A new global study has revealed that leading artificial intelligence companies including Anthropic, OpenAI, xAI and Meta are failing to meet emerging international safety standards, raising fresh concerns about the rapid development of advanced AI systems.
According to the latest edition of the Future of Life Institute’s AI Safety Index, released on Wednesday, an independent panel found that although these companies are racing to build superintelligent technology, none has an effective plan to control or regulate such powerful systems.
The findings come at a time when public anxiety is growing over AI’s impact on society, especially after reported cases linking AI chatbots to suicide, self-harm and mental health crises. Experts warn that these smarter-than-human systems can now reason and make complex decisions, increasing the risks.
Max Tegmark, an MIT professor and president of the Future of Life Institute, criticised the current landscape, saying that despite rising concerns about AI-related hacking and psychological harm, “US AI companies remain less regulated than restaurants” and still resist legally binding safety rules.
Founded in 2014, the Future of Life Institute is a nonprofit organisation supported early on by Elon Musk. It has consistently warned about the dangers of rapidly evolving AI without strict safeguards.

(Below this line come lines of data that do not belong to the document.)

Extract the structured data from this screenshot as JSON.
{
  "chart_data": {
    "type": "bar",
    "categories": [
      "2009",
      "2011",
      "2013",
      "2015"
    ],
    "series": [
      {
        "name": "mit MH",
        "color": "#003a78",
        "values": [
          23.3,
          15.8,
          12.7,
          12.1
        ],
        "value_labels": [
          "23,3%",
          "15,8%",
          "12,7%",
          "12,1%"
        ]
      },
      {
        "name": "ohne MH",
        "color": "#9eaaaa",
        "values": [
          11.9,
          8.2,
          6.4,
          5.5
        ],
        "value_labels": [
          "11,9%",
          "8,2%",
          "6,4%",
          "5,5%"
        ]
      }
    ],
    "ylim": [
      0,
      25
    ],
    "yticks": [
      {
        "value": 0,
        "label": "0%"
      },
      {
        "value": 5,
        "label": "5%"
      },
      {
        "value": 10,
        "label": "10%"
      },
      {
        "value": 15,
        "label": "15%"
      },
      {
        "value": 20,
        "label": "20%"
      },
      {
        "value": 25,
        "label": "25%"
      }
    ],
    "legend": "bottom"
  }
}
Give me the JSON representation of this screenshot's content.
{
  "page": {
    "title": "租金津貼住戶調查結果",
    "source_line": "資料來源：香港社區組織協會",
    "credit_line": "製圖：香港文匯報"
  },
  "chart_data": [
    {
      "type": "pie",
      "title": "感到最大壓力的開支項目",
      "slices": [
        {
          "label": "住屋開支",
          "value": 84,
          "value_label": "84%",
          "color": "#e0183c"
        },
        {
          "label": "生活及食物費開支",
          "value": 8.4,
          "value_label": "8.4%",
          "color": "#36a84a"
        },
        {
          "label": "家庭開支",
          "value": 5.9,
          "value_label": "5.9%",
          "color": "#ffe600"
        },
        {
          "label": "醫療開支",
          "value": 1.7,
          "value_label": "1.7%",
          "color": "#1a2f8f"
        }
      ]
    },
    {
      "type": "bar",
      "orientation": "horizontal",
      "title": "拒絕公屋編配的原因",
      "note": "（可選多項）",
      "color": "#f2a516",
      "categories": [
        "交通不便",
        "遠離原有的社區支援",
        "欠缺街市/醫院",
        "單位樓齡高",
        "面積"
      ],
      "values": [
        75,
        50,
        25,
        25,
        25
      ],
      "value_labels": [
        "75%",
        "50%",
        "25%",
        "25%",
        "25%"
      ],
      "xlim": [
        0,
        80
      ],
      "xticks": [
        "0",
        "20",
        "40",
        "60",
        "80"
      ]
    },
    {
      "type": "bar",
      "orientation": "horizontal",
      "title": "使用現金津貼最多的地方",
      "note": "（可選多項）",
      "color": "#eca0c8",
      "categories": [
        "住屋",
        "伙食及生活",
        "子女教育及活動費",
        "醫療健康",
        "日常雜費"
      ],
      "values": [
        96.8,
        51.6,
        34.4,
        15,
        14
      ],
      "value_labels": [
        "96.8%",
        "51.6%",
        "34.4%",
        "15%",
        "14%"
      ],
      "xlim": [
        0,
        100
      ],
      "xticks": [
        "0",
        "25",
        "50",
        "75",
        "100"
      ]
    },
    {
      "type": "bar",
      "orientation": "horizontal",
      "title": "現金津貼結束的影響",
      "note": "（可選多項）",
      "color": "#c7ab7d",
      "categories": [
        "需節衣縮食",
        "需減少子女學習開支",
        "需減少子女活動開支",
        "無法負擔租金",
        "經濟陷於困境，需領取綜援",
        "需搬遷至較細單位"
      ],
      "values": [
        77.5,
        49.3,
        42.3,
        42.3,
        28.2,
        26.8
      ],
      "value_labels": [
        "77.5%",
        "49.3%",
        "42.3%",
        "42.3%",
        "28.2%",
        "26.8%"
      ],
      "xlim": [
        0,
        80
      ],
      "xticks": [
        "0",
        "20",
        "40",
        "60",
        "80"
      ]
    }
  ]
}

In October, renowned AI pioneers Geoffrey Hinton and Yoshua Bengio joined a group calling for a temporary ban on developing superintelligent AI until the public is better informed and scientists establish safer pathways.
Some companies responded to the report. A Google DeepMind spokesperson said the firm is committed to advancing safety at the same pace as model development. xAI dismissed criticisms, sending an automated response stating, “Legacy media lies.”
OpenAI said it shares its safety research openly, invests heavily in advanced security efforts and rigorously tests its models to reduce risks.
However, Anthropic, Meta, Z.ai, DeepSeek and Alibaba Cloud did not reply to requests for comment.